Após o término da cirurgia, os pacientes foram encaminhados à sala de recuperação pós-anestésica (SRPA), onde permaneceram por período nunca inferior a 8 horas após a injeção da solução anestésica no espaço peridural, até que houvesse recuperação completa dos bloqueios motor e sensitivo. Nesse período, a monitorização foi a mesma empregada na sala de operações, com exceção do índice bispectral.

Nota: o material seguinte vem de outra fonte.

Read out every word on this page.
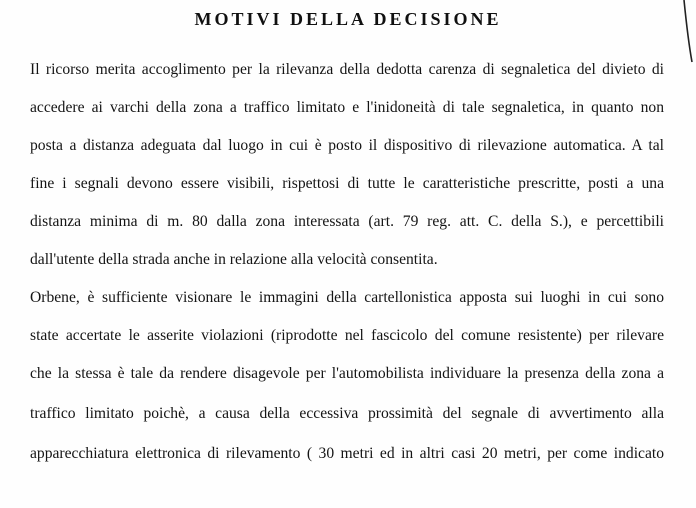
MOTIVI DELLA DECISIONE
Il ricorso merita accoglimento per la rilevanza della dedotta carenza di segnaletica del divieto di
accedere ai varchi della zona a traffico limitato e l'inidoneità di tale segnaletica, in quanto non
posta a distanza adeguata dal luogo in cui è posto il dispositivo di rilevazione automatica. A tal
fine i segnali devono essere visibili, rispettosi di tutte le caratteristiche prescritte, posti a una
distanza minima di m. 80 dalla zona interessata (art. 79 reg. att. C. della S.), e percettibili
dall'utente della strada anche in relazione alla velocità consentita.
Orbene, è sufficiente visionare le immagini della cartellonistica apposta sui luoghi in cui sono
state accertate le asserite violazioni (riprodotte nel fascicolo del comune resistente) per rilevare
che la stessa è tale da rendere disagevole per l'automobilista individuare la presenza della zona a
traffico limitato poichè, a causa della eccessiva prossimità del segnale di avvertimento alla
apparecchiatura elettronica di rilevamento ( 30 metri ed in altri casi 20 metri, per come indicato
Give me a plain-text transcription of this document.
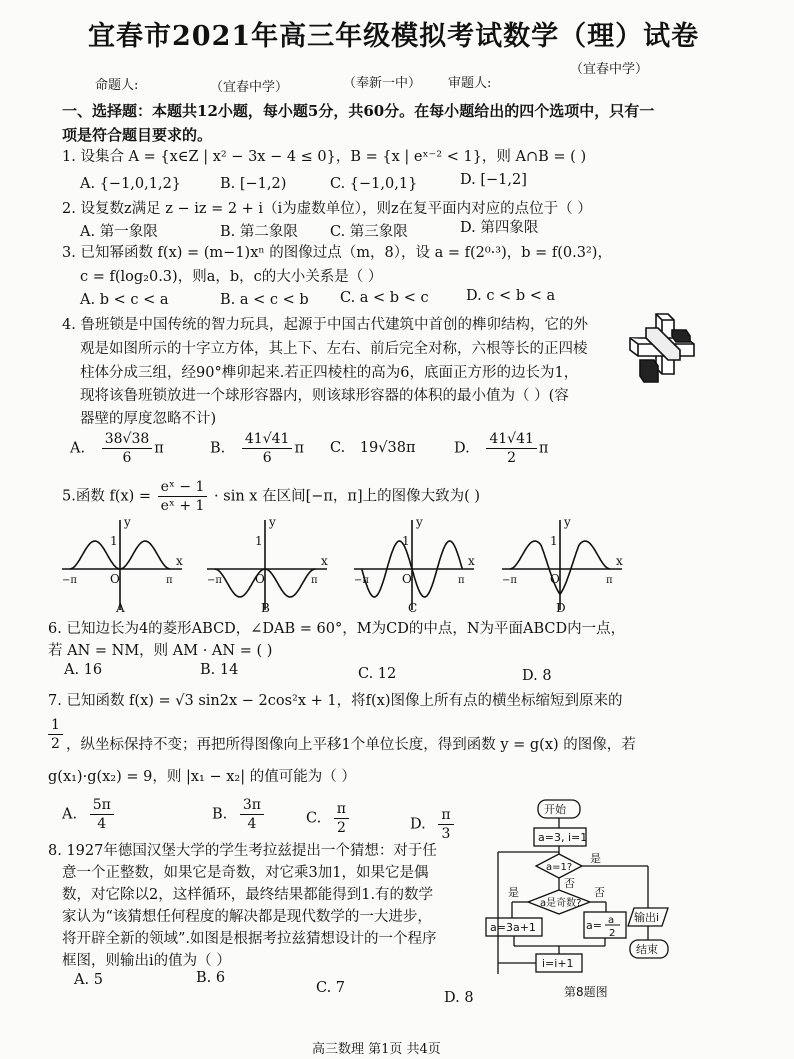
宜春市2021年高三年级模拟考试数学（理）试卷
命题人:	（宜春中学）	（奉新一中） 审题人:
（宜春中学）
一、选择题：本题共12小题，每小题5分，共60分。在每小题给出的四个选项中，只有一
项是符合题目要求的。
1. 设集合 A = {x∈Z | x² − 3x − 4 ≤ 0}，B = {x | eˣ⁻² < 1}，则 A∩B = ( )
A. {−1,0,1,2}	B. [−1,2)	C. {−1,0,1}	D. [−1,2]
2. 设复数z满足 z − iz = 2 + i（i为虚数单位），则z在复平面内对应的点位于（ ）
A. 第一象限	B. 第二象限 C. 第三象限	D. 第四象限
3. 已知幂函数 f(x) = (m−1)xⁿ 的图像过点（m，8），设 a = f(2⁰·³)，b = f(0.3²)，
c = f(log₂0.3)，则a，b，c的大小关系是（ ）
A. b < c < a	B. a < c < b C. a < b < c	D. c < b < a
4. 鲁班锁是中国传统的智力玩具，起源于中国古代建筑中首创的榫卯结构，它的外
观是如图所示的十字立方体，其上下、左右、前后完全对称，六根等长的正四棱
柱体分成三组，经90°榫卯起来.若正四棱柱的高为6，底面正方形的边长为1，
现将该鲁班锁放进一个球形容器内，则该球形容器的体积的最小值为（ ）(容
器壁的厚度忽略不计)
A. $\frac{38√38}{6}$ π	B. $\frac{41√41}{6}$ π C. 19√38π	D. $\frac{41√41}{2}$ π
5.函数 $f(x) = \frac{\text{eˣ − 1}}{\text{eˣ + 1}} \cdot \sin x$ 在区间[−π，π]上的图像大致为( )
y
x
O
1
−π	π
A
y
x
O
1
−π	π
B
y
x
O
1
−π	π
C
y
x
O
1
−π	π
D
6. 已知边长为4的菱形ABCD，∠DAB = 60°，M为CD的中点，N为平面ABCD内一点，
若 AN = NM，则 AM · AN = ( )
A. 16	B. 14	C. 12	D. 8
7. 已知函数 f(x) = √3 sin2x − 2cos²x + 1，将f(x)图像上所有点的横坐标缩短到原来的
$\frac{1}{2}$ ，纵坐标保持不变；再把所得图像向上平移1个单位长度，得到函数 y = g(x) 的图像，若
g(x₁)·g(x₂) = 9，则 |x₁ − x₂| 的值可能为（ ）
A. $\frac{5\pi}{4}$	B. $\frac{3\pi}{4}$	C. $\frac{\pi}{2}$	D. $\frac{\pi}{3}$
8. 1927年德国汉堡大学的学生考拉兹提出一个猜想：对于任
意一个正整数，如果它是奇数，对它乘3加1，如果它是偶
数，对它除以2，这样循环，最终结果都能得到1.有的数学
家认为“该猜想任何程度的解决都是现代数学的一大进步，
将开辟全新的领域”.如图是根据考拉兹猜想设计的一个程序
框图，则输出i的值为（ ）
A. 5	B. 6
C. 7
D. 8
开始
a=3, i=1
a=1?
是
否
a是奇数?
是	否
a=3a+1	a= a
2
i=i+1
输出i
结束
第8题图
高三数理 第1页 共4页
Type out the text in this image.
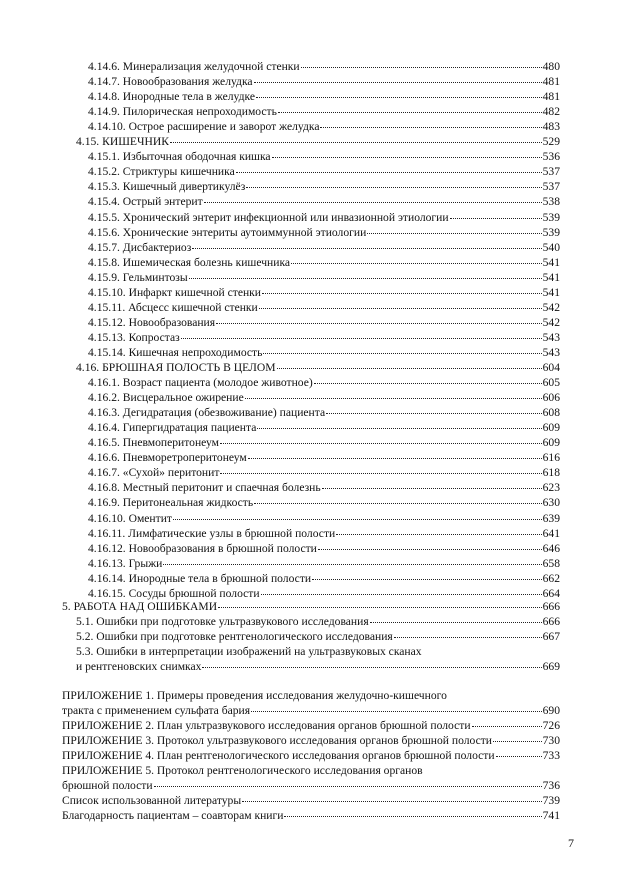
5. РАБОТА НАД ОШИБКАМИ	666
5.1. Ошибки при подготовке ультразвукового исследования	666
5.2. Ошибки при подготовке рентгенологического исследования	667
5.3. Ошибки в интерпретации изображений на ультразвуковых сканах
и рентгеновских снимках	669
ПРИЛОЖЕНИЕ 1. Примеры проведения исследования желудочно-кишечного
тракта с применением сульфата бария	690
ПРИЛОЖЕНИЕ 2. План ультразвукового исследования органов брюшной полости	726
ПРИЛОЖЕНИЕ 3. Протокол ультразвукового исследования органов брюшной полости	730
ПРИЛОЖЕНИЕ 4. План рентгенологического исследования органов брюшной полости	733
ПРИЛОЖЕНИЕ 5. Протокол рентгенологического исследования органов
брюшной полости	736
Список использованной литературы	739
Благодарность пациентам – соавторам книги	741
7
4.14.6. Минерализация желудочной стенки	480
4.14.7. Новообразования желудка	481
4.14.8. Инородные тела в желудке	481
4.14.9. Пилорическая непроходимость	482
4.14.10. Острое расширение и заворот желудка	483
4.15. КИШЕЧНИК	529
4.15.1. Избыточная ободочная кишка	536
4.15.2. Стриктуры кишечника	537
4.15.3. Кишечный дивертикулёз	537
4.15.4. Острый энтерит	538
4.15.5. Хронический энтерит инфекционной или инвазионной этиологии	539
4.15.6. Хронические энтериты аутоиммунной этиологии	539
4.15.7. Дисбактериоз	540
4.15.8. Ишемическая болезнь кишечника	541
4.15.9. Гельминтозы	541
4.15.10. Инфаркт кишечной стенки	541
4.15.11. Абсцесс кишечной стенки	542
4.15.12. Новообразования	542
4.15.13. Копростаз	543
4.15.14. Кишечная непроходимость	543
4.16. БРЮШНАЯ ПОЛОСТЬ В ЦЕЛОМ	604
4.16.1. Возраст пациента (молодое животное)	605
4.16.2. Висцеральное ожирение	606
4.16.3. Дегидратация (обезвоживание) пациента	608
4.16.4. Гипергидратация пациента	609
4.16.5. Пневмоперитонеум	609
4.16.6. Пневморетроперитонеум	616
4.16.7. «Сухой» перитонит	618
4.16.8. Местный перитонит и спаечная болезнь	623
4.16.9. Перитонеальная жидкость	630
4.16.10. Оментит	639
4.16.11. Лимфатические узлы в брюшной полости	641
4.16.12. Новообразования в брюшной полости	646
4.16.13. Грыжи	658
4.16.14. Инородные тела в брюшной полости	662
4.16.15. Сосуды брюшной полости	664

Quando o paciente se queixava de dor, a intensidade foi avaliada segundo escala verbal analógica (0-10), medicação analgésica do grupo dos antiinflamatórios não-hormonais foi empregada, por via venosa, e o tempo decorrido após o início da anestesia foi registrado.

Os atributos estudados foram:

• tempo de início (latência) do bloqueio sensitivo, registrado como o intervalo de tempo entre o final da administração da solução anestésica e início de sensação de formigamento ou parestesia nos membros inferiores (MI);

• tempo para bloqueio analgésico completo nos dermátomos T12, T10 e T8, definido como o intervalo de tempo entre o final da administração da solução anestésica e o aparecimento de analgesia cutânea nos respectivos dermátomos, pesquisado com auxílio de pinça anatômica na linha média clavicular, bilateralmente, a cada minuto;

• nível de dermátomo máximo atingido pelo bloqueio analgésico;

• grau de bloqueio motor, avaliado 45 minutos após a injeção da solução anestésica, de acordo com o critério proposto por Bromage9: grau 0, capacidade em levantar os MI sem dobrar os joelhos; grau 1, capacidade em levantar os MI dobrando os joelhos; grau 2, capacidade em flexionar apenas os pés e grau 3, imobilidade completa dos MI;

• duração do bloqueio motor, registrado como o tempo decorrido entre a administração da solução anestésica e a capacidade para levantar os MI sem dobrar os joelhos;

• duração do bloqueio analgésico, registrado como o tempo decorrido entre a administração da solução anestésica e o desaparecimento de analgesia cutânea nos dermátomos T10 e T12;

• duração da analgesia, equivalendo ao intervalo de tempo entre a realização do bloqueio anestésico e o momento em que se utilizou o analgésico na SRPA;

• nível de consciência, segundo o índice bispectral, avaliado antes que se realizasse sedação ou analgesia complementar no período intra-operatório;

• necessidade de analgesia complementar, realizada com fentanil 100 µg, caso o paciente sentisse dor durante o procedimento cirúrgico;

• sedação complementar, realizada com midazolam 0,03 mg.kg-1, caso o paciente não estivesse tranqüilo e cooperativo;

• ocorrência de hipotensão arterial nos períodos intra e pós-operatório, avaliada como pressão arterial sistólica inferior a 30% de seu valor inicial ou inferior a 90 mmHg;

• ocorrência de bradicardia nos períodos intra e pós-operatório, considerada como freqüência cardíaca < 45 bat.min-1;

• intensidade da dor pós-operatória avaliada de acordo com a escala verbal analógica de dor (0, ausência de dor; 10, dor máxima);

• efeitos colaterais: tremor, vômitos, hipoxemia e depressão respiratória (freqüência respiratória < 10 mov.min-1).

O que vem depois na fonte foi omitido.